Or, les pays occidentaux ne jouent pas leur rôle, a-t-il dénoncé. En 2020, le G20 était convenu d'un cadre commun pour la restructuration de la dette des PMA, mais sa mise en œuvre piétine depuis.

Les vingt pays les plus riches du monde « peinent à avancer en partie à cause de divisions géopolitiques et c'est évidemment une source d'inquiétude », a-t-il noté, relevant que ceux à qui plus personne ne veut prêter de l'argent devaient accepter des taux éreintants de 12 à 14%.

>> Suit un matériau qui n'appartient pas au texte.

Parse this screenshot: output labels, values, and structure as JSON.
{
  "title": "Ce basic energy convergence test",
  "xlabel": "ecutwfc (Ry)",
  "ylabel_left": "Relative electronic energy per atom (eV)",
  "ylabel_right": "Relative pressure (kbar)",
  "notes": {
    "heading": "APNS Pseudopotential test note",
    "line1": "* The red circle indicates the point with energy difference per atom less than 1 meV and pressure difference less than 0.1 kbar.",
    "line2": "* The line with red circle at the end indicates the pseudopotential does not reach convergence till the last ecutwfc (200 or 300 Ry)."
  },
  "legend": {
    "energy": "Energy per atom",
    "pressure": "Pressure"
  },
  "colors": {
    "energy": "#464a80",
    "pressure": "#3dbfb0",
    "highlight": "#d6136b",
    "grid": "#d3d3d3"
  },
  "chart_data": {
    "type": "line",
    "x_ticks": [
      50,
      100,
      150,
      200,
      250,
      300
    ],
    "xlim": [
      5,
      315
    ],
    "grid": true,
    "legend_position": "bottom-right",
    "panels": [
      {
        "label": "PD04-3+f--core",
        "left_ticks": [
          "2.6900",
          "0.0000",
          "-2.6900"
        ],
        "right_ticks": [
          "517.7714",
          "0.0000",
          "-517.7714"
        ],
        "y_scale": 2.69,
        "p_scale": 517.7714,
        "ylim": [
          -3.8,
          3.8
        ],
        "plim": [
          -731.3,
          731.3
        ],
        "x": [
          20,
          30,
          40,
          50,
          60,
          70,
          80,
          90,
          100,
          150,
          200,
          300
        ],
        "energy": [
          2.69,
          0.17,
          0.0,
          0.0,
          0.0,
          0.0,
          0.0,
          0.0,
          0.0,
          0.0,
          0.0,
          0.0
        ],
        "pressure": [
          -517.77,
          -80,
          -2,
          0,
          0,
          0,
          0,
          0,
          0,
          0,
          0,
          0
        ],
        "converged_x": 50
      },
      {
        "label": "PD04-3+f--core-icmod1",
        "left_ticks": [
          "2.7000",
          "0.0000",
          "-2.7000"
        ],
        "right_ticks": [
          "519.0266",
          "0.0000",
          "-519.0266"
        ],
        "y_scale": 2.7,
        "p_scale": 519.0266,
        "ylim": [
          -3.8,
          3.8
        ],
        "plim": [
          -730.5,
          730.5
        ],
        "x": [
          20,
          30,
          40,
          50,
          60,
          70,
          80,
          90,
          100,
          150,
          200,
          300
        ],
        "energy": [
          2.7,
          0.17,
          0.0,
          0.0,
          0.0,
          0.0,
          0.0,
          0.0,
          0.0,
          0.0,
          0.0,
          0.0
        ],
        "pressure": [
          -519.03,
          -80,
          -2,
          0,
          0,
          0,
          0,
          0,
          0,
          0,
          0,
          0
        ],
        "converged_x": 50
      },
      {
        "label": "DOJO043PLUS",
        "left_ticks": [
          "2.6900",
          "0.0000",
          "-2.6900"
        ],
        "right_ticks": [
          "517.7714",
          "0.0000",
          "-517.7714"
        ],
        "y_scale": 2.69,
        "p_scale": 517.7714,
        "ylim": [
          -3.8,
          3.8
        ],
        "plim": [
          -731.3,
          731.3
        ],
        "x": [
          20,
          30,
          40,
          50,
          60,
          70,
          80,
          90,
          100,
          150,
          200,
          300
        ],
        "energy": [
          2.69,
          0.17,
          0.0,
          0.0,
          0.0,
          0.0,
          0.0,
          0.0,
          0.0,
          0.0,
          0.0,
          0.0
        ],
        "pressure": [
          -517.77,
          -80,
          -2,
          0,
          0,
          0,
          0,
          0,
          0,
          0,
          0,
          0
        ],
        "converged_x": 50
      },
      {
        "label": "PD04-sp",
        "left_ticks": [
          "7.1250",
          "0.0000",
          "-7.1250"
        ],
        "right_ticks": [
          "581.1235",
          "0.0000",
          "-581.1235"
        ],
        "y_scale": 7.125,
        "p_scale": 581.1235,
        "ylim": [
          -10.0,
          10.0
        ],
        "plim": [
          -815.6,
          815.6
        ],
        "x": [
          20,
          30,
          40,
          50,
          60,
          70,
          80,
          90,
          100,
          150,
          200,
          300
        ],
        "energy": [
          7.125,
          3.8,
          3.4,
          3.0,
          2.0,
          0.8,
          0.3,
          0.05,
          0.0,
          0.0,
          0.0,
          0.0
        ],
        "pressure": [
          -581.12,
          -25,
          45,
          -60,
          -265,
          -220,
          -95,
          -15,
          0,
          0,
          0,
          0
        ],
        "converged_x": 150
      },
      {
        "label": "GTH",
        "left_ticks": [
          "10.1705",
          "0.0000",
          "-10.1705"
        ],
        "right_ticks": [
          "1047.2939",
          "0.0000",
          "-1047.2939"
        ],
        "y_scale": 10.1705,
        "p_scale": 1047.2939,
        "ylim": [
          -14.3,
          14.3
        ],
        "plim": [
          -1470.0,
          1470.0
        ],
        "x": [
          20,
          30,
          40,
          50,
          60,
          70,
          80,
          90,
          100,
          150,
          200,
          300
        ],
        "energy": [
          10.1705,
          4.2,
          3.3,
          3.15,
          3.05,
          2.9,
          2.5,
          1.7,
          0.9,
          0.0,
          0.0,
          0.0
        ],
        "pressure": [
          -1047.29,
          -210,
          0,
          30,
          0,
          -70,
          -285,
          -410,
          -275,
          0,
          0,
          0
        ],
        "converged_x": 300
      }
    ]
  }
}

Dans le même temps, des pays africains comme le Nigeria, le Mali ou le Burkina Faso ont reculé de 10 à 20 ans en termes de développement, notamment sous le poids des violences politiques et attaques jihadistes. Avec à la clé « l'effondrement de la gouvernance et, au final, de la plateforme économique sur laquelle un pays doit opérer ».

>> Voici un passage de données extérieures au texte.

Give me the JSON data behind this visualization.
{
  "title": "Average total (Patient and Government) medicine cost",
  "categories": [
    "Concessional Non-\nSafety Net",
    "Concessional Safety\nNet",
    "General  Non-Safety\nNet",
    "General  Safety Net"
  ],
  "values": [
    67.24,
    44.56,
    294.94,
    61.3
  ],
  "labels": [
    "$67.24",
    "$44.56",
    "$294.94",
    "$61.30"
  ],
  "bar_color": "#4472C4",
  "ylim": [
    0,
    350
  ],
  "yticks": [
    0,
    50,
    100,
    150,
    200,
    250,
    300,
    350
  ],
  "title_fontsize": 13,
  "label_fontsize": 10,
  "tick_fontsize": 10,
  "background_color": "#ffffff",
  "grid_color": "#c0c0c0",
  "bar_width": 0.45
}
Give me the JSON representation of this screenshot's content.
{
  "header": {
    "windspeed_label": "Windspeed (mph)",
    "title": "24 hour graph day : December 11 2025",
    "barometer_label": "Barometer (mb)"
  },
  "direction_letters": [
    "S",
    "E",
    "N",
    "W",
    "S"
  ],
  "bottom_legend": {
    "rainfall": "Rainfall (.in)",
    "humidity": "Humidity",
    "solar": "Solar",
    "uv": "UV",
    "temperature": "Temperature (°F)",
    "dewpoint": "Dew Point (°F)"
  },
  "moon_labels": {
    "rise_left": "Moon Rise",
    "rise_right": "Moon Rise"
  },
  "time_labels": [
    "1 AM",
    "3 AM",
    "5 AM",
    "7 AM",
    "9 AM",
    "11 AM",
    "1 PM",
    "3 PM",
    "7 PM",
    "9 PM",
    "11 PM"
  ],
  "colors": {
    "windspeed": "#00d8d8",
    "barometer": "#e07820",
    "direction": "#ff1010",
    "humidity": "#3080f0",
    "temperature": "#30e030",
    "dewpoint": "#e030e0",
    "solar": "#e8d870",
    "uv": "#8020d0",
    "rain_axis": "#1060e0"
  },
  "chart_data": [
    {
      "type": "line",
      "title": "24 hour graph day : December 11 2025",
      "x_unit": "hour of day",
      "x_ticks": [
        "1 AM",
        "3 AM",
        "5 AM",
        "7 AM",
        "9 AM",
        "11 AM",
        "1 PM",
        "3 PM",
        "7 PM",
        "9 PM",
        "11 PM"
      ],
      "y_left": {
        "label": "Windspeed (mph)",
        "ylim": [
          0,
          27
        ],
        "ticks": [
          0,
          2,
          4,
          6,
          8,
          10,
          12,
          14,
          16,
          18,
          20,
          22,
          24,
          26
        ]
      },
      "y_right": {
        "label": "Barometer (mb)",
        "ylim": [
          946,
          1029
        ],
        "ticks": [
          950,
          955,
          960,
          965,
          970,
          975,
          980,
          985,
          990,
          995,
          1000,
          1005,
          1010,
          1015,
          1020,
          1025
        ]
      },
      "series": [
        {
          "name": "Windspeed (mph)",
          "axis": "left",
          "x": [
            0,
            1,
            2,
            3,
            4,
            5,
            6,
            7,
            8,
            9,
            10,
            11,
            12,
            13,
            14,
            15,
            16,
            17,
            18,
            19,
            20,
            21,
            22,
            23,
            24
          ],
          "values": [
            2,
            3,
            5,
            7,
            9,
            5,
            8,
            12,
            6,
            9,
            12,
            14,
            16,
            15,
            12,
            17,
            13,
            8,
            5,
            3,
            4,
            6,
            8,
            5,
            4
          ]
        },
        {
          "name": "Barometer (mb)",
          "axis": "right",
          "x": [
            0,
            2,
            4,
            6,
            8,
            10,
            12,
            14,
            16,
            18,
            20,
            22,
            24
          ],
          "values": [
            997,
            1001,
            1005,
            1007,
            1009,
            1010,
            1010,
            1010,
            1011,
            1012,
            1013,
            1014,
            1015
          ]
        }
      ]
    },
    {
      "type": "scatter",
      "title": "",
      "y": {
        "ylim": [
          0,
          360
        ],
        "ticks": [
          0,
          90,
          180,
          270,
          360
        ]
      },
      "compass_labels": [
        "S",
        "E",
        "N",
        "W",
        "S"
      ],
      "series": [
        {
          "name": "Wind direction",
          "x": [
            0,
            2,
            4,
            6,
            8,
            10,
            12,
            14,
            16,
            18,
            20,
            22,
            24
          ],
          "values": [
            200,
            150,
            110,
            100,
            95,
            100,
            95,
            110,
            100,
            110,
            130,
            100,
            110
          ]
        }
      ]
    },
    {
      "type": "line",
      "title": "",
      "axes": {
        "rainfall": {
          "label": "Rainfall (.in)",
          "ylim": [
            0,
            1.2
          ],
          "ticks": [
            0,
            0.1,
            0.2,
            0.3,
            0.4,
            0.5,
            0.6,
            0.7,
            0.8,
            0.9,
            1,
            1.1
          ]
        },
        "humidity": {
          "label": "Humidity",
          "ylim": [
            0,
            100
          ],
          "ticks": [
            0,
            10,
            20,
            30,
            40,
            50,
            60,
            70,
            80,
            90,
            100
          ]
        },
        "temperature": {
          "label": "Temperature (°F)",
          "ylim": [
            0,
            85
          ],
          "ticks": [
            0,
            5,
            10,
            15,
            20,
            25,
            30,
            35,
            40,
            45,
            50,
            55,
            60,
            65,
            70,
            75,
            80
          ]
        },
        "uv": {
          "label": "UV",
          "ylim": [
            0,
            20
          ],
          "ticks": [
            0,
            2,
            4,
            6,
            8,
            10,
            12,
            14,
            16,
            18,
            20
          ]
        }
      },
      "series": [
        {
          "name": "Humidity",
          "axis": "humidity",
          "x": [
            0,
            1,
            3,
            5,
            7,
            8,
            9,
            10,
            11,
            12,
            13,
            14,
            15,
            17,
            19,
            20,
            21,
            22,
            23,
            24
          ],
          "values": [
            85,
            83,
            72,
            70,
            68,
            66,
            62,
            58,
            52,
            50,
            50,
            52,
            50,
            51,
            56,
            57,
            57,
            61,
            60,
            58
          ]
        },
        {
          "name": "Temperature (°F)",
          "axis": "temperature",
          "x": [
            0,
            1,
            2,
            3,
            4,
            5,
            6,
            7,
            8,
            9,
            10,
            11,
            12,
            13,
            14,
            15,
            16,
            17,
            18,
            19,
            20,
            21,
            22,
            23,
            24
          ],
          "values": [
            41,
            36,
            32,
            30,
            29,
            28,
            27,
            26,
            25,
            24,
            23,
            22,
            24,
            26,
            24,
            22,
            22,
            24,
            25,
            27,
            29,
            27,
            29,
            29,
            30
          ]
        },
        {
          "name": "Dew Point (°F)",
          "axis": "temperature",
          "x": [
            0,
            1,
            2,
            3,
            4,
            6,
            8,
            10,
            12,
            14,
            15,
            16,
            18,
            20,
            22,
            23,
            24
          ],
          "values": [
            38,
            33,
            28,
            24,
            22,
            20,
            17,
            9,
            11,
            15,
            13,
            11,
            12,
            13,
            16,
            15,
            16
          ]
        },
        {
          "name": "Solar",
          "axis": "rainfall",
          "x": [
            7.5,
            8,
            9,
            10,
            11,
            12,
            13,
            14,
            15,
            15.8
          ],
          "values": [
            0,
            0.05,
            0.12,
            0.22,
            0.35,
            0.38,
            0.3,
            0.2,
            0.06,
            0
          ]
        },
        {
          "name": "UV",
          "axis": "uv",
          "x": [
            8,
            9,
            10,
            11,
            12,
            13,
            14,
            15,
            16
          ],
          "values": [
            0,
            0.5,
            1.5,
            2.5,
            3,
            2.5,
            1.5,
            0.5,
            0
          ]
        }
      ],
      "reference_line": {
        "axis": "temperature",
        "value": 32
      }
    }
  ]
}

Au-delà des seuls PMA, la conjoncture mondiale affaiblit aussi la capacité des pays à revenus intermédiaires à investir dans les énergies renouvelables, a estimé Achim Steiner.

Or la guerre en Ukraine a considérablement augmenté l'importance de l'indépendance énergétique, ce qui devrait se traduire par une « augmentation exponentielle » des investissements dans les énergies propres dans les trois à cinq prochaines années, a-t-il noté.

Une transition énergétique que le Nord doit accompagner. Mais « en période de crises, au moins dans certains pays développés, il y a un recul de l'engagement d'investir l'un chez l'autre ». « C'est regrettable, c'est sérieux ».

(Avec Lynne AL-NAHHAS, AFP)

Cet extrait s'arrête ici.